キャッサバには苦味種と甘味種がありる、更にキャッサバは外皮にシアン化合物を含むが、甘味種は化合物も少なく、蒸かしたり茹でたりすることで、食べることができます。
沖縄では食料増産奨励などがあり、戦前は盛んに栽培されいたようです。乾燥に強く、酸性土壌、栄養の少ない土壌でも育つキヤッサバは、他のデンプン作物よりも単位面積当たりの収穫量が高いことから、近年の食料問題や地球温暖化対策、バイオ燃料などへの活用等、と注目を集めている。
島らっきょう。 沖縄の方言でらっきょうを「ダッチョウ」と言いますが、これはかなり年配の方の話で、現在は「らっきょう」の呼び方が主流。 本土で栽培されているらっきょうより小ぶりです。島らっきょうは生食が美味しい。Wikipediaフリー百科辞典によるとラッキョウはネギ属の多年草・野菜。主に塩漬け、甘酢漬け、醤油漬けで食べる。ただし市販されるほとんどの品は甘酢漬けである。
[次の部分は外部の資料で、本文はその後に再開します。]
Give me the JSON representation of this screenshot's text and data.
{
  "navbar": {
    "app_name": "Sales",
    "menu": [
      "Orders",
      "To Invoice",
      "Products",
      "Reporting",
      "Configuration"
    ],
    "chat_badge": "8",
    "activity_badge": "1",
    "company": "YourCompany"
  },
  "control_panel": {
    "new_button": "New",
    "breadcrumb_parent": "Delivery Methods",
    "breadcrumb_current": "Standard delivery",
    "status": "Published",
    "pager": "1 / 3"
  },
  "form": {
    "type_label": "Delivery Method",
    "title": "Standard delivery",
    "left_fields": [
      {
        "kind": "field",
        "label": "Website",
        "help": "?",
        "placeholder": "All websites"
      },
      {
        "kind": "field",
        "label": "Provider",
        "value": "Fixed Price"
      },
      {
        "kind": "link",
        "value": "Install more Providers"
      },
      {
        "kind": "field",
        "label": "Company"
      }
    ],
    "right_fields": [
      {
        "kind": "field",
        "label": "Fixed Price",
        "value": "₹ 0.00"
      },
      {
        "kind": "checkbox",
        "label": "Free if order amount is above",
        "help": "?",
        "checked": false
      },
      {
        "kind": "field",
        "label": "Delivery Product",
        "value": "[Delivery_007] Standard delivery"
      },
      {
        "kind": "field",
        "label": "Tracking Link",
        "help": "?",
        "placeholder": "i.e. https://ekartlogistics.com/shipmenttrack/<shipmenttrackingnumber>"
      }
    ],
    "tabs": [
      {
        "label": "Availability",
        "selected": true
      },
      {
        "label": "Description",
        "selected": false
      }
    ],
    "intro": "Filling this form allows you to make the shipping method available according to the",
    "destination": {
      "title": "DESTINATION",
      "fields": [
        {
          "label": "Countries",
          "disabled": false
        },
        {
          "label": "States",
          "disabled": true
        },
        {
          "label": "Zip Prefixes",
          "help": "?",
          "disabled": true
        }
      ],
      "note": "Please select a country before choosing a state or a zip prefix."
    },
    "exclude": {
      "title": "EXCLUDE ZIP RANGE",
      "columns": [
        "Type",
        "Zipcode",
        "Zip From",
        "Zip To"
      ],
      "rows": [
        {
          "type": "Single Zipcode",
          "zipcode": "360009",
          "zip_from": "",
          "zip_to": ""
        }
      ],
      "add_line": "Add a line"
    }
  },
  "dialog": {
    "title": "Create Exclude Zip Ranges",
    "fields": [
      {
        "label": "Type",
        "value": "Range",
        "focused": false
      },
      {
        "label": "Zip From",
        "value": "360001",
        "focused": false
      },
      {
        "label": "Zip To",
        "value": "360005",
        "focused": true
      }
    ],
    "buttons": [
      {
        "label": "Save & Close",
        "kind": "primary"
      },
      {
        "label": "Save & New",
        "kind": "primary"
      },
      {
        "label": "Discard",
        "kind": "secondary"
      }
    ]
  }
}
カレーライスのつけあわせ(薬味)として、福神漬とならんで一般的な存在である。アリル硫化物が消化を助けるほか、ポークカレーの豚肉に含まれるビタミンB1の吸収に役立つといわれる。ラッキョウは水溶性食物繊維が豊富である。ラッキョウの水溶性食物繊維の大半は、フルクタンである。甘酢漬けでは、その下漬けの際にフルクタンが乳酸菌により分解され、生ラッキョウと比べるとフルクタンが6分の1程度である。

島らっきょうを美味しく食べるには、軽く塩もみして一晩寝かせた後、鰹削り節をまぶし、少し醤油をかけてサラダ感覚でいただきます。香が良くピリッとした味は酒の肴にもぴったり。 塩を落とした島らっきょうをタッパー等の容器に入れ、冷蔵庫で保存すると1週間は楽しめます。2番目の写真の「島らっきょう」は冷蔵庫で4日目ですが、香りも衰えず歯ごたえも十分で美味しい。
ンジャナ、またはンヂャナとも言いますが、和名はホソバワダン(細葉ワダン)、別名にが菜。名前にあるとおり食すると独特の苦味があり、その苦味が体にいいと昔から沖縄では食べられている。キク科の多年草で、小さな黄色い花を咲かせます。国内中部以南の海岸近くに自生しているため、わだつみ(海)と同じ意味のワダンの名称が付いたとも言われます。また、薬草としても利用され、解熱、下痢止め、高血圧、熱冷ましになどに、葉を煎じて服用します。
沖縄の方言でニンジンのことをチデークニー(黄色い大根)と呼びます。島ニンジンは一般的なニンジンが赤みのあるオレンジ色に対して黄色い色で根の長さが30~40センチにもなり胴回りも細くゴボウに似ているのが特徴です。